The urgency request is still pending deliberation in the plenary session. The bill is currently in the Constitution and Justice and Citizenship Commission (CCJC) of the Chamber of Deputies and its rapporteur is deputy Bia Kicis (PSL-DF).
The Institute of Brazilian Lawyers (IAB) issued a technical note on the subject on July 8 and, in the text, referred to the bill as the “Anti-Arbitration Bill”.
“In the best scenario, it will result in the reduction of cases, the migration of Brazilian arbitrations to other countries, and the elimination of the country as a possible seat for international arbitrations, generating, in the end, losses to the Brazilian economy,” says a note signed by attorney Joaquim de Paiva Muniz, member of the association’s permanent commission of arbitration and mediation.
The note also says that there is no urgency requirement for the project to be voted on in this pre-electoral moment and that it needs to be debated by representatives of the political and legal classes, which did not happen.
At least 30 other organizations had already manifested previously against the changes foreseen in the bill.

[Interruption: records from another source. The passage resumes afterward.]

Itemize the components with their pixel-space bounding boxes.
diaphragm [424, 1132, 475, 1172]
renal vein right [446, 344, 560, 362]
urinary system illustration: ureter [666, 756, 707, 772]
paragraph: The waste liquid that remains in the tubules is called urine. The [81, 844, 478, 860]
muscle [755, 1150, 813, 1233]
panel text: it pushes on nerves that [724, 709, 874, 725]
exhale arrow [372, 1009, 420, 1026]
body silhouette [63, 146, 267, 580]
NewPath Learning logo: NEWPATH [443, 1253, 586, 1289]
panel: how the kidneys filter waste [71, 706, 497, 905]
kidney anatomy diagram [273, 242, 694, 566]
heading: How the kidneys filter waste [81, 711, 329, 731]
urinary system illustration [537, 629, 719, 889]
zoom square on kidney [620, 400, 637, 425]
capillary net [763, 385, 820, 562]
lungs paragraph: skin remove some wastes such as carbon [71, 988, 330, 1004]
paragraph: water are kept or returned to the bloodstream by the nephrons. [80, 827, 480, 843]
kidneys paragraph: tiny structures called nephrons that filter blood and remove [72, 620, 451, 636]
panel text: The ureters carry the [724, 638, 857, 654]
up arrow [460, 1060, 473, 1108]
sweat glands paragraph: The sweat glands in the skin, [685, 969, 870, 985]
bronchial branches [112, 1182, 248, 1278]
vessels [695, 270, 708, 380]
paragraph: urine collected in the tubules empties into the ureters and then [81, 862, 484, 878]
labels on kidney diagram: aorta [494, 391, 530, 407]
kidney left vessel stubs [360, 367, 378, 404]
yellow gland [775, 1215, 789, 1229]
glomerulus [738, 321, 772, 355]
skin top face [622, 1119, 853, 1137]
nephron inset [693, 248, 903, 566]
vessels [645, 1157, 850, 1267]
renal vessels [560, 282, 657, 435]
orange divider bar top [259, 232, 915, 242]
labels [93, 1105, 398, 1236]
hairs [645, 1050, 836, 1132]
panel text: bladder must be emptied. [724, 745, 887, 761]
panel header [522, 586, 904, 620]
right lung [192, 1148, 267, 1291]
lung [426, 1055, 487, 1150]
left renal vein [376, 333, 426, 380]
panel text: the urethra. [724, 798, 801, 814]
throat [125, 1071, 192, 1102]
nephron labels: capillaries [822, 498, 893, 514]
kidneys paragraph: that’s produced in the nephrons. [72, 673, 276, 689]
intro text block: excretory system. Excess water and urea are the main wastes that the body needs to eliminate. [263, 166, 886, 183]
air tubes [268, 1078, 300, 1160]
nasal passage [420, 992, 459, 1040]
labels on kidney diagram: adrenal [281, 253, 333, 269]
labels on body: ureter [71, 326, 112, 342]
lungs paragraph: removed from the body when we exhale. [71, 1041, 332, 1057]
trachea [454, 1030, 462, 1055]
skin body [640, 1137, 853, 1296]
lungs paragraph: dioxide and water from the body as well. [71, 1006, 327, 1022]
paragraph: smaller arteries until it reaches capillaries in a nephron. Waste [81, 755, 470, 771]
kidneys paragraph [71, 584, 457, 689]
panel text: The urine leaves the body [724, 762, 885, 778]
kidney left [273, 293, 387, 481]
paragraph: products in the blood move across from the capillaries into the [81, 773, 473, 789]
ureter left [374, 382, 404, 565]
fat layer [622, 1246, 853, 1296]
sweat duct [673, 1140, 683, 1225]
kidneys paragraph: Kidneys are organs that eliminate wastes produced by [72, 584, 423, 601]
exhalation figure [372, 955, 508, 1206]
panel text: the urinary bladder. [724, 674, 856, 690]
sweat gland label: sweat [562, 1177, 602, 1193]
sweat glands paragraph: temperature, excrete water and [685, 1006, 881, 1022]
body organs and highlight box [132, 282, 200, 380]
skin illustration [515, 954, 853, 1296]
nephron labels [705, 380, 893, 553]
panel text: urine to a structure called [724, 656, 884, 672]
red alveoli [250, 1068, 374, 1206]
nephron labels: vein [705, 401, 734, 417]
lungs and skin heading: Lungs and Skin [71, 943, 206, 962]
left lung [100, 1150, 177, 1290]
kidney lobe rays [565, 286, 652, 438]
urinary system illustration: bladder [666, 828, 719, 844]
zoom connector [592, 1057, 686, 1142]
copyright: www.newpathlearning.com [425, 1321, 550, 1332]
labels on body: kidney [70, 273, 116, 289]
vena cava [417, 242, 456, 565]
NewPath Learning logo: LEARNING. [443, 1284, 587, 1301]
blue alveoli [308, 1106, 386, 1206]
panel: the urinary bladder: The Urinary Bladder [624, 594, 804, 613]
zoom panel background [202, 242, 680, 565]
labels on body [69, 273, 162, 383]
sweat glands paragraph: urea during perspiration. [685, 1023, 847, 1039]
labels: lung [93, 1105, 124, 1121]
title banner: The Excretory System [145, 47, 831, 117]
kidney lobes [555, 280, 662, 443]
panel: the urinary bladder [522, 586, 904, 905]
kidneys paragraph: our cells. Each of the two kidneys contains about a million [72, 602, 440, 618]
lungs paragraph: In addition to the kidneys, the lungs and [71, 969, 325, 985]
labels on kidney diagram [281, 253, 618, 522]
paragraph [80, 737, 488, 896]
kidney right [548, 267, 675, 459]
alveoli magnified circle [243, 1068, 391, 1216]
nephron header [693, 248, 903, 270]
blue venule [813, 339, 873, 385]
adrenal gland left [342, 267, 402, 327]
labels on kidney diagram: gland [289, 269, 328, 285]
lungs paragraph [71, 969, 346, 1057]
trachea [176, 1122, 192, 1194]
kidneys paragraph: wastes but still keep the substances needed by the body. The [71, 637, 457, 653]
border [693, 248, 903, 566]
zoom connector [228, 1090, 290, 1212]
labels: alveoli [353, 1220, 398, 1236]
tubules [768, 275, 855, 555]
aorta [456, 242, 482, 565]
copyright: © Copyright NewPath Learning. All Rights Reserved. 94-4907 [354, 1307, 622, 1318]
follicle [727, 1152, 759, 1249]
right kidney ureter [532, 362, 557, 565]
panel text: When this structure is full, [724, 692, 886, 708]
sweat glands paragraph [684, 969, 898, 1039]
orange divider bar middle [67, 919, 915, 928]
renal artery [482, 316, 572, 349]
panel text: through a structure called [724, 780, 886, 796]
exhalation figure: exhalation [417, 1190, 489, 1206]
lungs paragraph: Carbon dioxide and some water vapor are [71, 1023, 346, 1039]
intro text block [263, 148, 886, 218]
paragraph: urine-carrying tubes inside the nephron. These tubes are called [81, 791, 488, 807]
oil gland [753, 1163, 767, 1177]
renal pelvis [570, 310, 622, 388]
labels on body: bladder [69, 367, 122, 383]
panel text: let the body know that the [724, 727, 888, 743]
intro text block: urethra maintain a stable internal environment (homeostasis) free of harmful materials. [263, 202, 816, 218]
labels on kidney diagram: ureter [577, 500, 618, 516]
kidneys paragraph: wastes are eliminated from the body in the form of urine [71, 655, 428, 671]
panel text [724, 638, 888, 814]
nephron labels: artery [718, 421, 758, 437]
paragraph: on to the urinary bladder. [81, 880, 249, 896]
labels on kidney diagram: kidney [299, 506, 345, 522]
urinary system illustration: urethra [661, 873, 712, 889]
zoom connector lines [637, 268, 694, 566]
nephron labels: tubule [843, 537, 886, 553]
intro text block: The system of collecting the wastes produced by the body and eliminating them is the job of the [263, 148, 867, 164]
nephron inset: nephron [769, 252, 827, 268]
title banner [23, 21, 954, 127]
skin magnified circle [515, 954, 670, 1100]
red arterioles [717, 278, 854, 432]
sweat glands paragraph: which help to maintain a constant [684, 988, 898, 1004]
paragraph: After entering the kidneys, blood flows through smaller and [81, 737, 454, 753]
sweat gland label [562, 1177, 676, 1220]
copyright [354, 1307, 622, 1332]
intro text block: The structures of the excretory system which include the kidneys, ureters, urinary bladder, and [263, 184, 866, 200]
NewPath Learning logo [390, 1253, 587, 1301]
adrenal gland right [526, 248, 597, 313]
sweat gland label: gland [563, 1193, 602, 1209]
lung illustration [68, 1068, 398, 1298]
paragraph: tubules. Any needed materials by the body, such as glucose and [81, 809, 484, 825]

Among them, are sectionals of the Brazilian Bar Association (OAB), arbitration chambers from all over the country, centers, and institutes linked to the legal profession and industry federations.
The bill deals with two sensitive changes: the disclosure of rulings and the performance of arbitrators. It limits, for example, the number of cases in which a single professional may act – a maximum of ten –, prevents the same formation of a court from being repeated in another, and determines that before accepting the invitation to act as a judge, the arbitrator will have to disclose the arbitrations in which he or she acts.
In the justification part of the bill, the author, Ms. Coelho, says that the idea “is to increase legal certainty and cohesion of decisions”. Contacted by Valor, she was not immediately available for comments.
The vision of specialists in the sector, however, is completely different. Besides misaligning the country’s rules with those practiced in the rest of the world, they say, there would be unconstitutionality. By limiting the role of arbitrators, for example, free enterprise would be restricted. It would be like telling a doctor how many patients he can see.
Nobody disagrees, however, that the discussions around the duty of disclosure of arbitrators are more latent. They gained momentum after an injunction decision by the Court of Justice of São Paulo (TJSP) suspending the sentence given in the arbitration in which J&F and Paper Excellence dispute shareholding control of Eldorado Brasil – in March 2021.
One of the reasons was the participation of one of the arbitrators. J&F claims that the judge shared an office with lawyers who work for the opposing party and did not disclose this information in the case.
Lawyers who work with arbitration say, however, that requests to challenge an arbitrator are a minority. At the Center for Arbitration and Mediation of the Chamber of Commerce Brazil-Canada, one of the leading ones in the country, for example, the decisions regarding requests to challenge arbitrators amount to less than 1% of all cases in progress.
In 2021, there were 427 proceedings in progress and only three decisions were rendered on challenges to arbitrators. In all cases, the arbitrators continued.
According to lawyers heard by Valor, Brazil adopts the same criteria as other countries that also practice arbitration and follows international doctrine and jurisprudence. In cases where there is a challenge request, it is necessary to verify whether the fact that was not disclosed may influence the judgment.